Este mecanismo é similar (mas muito distante) nos humanos onde existe um mecanismo de compressão do tendão pelo qual o flexor profundo é comprimido circularmente pelo flexor superficial e pela polia A2. Tornando assim mais fácil e econômico manter-se em uma posição de arqueamento (Schweizer, 2007).

A explicação acima nos oferece uma ideia do porque alguns preferem o arqueamento com relação a outro tipo de agarre, visto que inconscientemente alguns tendem a acomodar-se à posição que mais parece cômoda.
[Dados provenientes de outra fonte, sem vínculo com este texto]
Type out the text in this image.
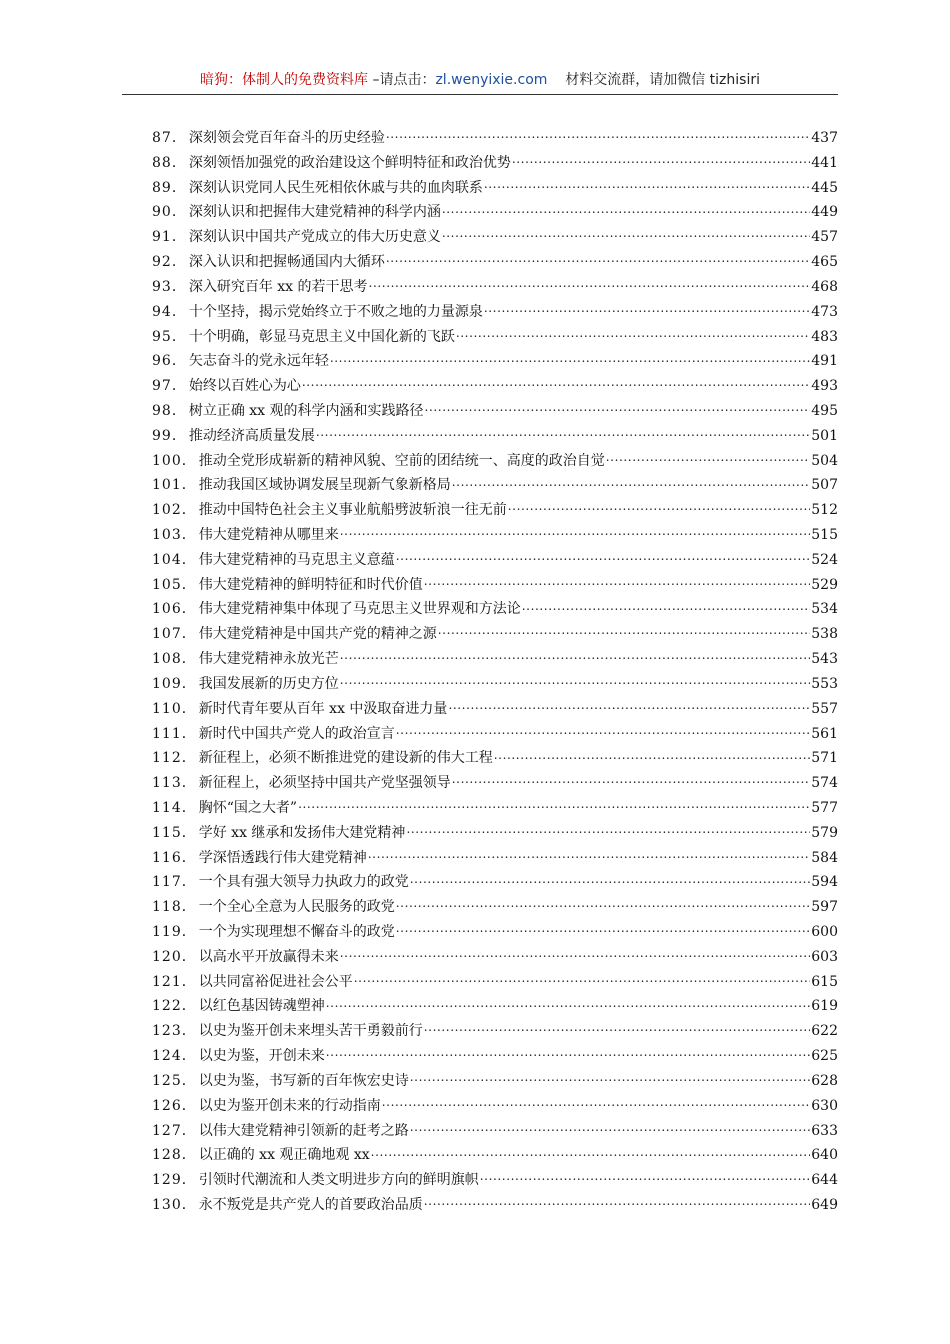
暗狗：体制人的免费资料库 –请点击：zl.wenyixie.com 材料交流群，请加微信 tizhisiri
87． 深刻领会党百年奋斗的历史经验 .....	437
88． 深刻领悟加强党的政治建设这个鲜明特征和政治优势 .....	441
89． 深刻认识党同人民生死相依休戚与共的血肉联系 .....	445
90． 深刻认识和把握伟大建党精神的科学内涵 .....	449
91． 深刻认识中国共产党成立的伟大历史意义 .....	457
92． 深入认识和把握畅通国内大循环 .....	465
93． 深入研究百年 xx 的若干思考 .....	468
94． 十个坚持，揭示党始终立于不败之地的力量源泉 .....	473
95． 十个明确，彰显马克思主义中国化新的飞跃 .....	483
96． 矢志奋斗的党永远年轻 .....	491
97． 始终以百姓心为心 .....	493
98． 树立正确 xx 观的科学内涵和实践路径 .....	495
99． 推动经济高质量发展 .....	501
100． 推动全党形成崭新的精神风貌、空前的团结统一、高度的政治自觉 .....	504
101． 推动我国区域协调发展呈现新气象新格局 .....	507
102． 推动中国特色社会主义事业航船劈波斩浪一往无前 .....	512
103． 伟大建党精神从哪里来 .....	515
104． 伟大建党精神的马克思主义意蕴 .....	524
105． 伟大建党精神的鲜明特征和时代价值 .....	529
106． 伟大建党精神集中体现了马克思主义世界观和方法论 .....	534
107． 伟大建党精神是中国共产党的精神之源 .....	538
108． 伟大建党精神永放光芒 .....	543
109． 我国发展新的历史方位 .....	553
110． 新时代青年要从百年 xx 中汲取奋进力量 .....	557
111． 新时代中国共产党人的政治宣言 .....	561
112． 新征程上，必须不断推进党的建设新的伟大工程 .....	571
113． 新征程上，必须坚持中国共产党坚强领导 .....	574
114． 胸怀“国之大者” .....	577
115． 学好 xx 继承和发扬伟大建党精神 .....	579
116． 学深悟透践行伟大建党精神 .....	584
117． 一个具有强大领导力执政力的政党 .....	594
118． 一个全心全意为人民服务的政党 .....	597
119． 一个为实现理想不懈奋斗的政党 .....	600
120． 以高水平开放赢得未来 .....	603
121． 以共同富裕促进社会公平 .....	615
122． 以红色基因铸魂塑神 .....	619
123． 以史为鉴开创未来埋头苦干勇毅前行 .....	622
124． 以史为鉴，开创未来 .....	625
125． 以史为鉴，书写新的百年恢宏史诗 .....	628
126． 以史为鉴开创未来的行动指南 .....	630
127． 以伟大建党精神引领新的赶考之路 .....	633
128． 以正确的 xx 观正确地观 xx .....	640
129． 引领时代潮流和人类文明进步方向的鲜明旗帜 .....	644
130． 永不叛党是共产党人的首要政治品质 .....	649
Mas muito cuidado com isso, já que as estruturas onde são geradas a fricção não estão preparadas para suportar tais forças e podem romperem ou lesionar.

Conclusão

Para os que recentemente iniciaram na escalada é conveniente não abusar do uso do arqueamento e, de maneira prudente e com acompanhamento, estimular a utilização dos dedos em uma extensão para resolver as situações comuns da escalada. Evoluir progressivamente no uso do arqueamento das mãos é importante para, pouco a pouco, ir estressando as estruturas propensas a lesionar-se (em especial as polias) para que se fortaleçam.

Sempre é necessário saber que o ganho de força são mais rápidos do que as melhores na resistência dos tendões e polias, por isso para quem se acostumou a arquear as mãos desde o início, e somente utiliza esta posição, possui grandes possibilidades de lesionar-se.

Para os escaladores já experientes, o ideal não é evitar o arqueamento mas exatamente o contrário. Usar esta postura e treina-la com critérios definidos de progressão de cargas e sobretudo de maneira segura, já não somente deve-se pensar em poder apertar micro-regletes, mas também em fortalecer a polia para poder suportar este tipo de esforço.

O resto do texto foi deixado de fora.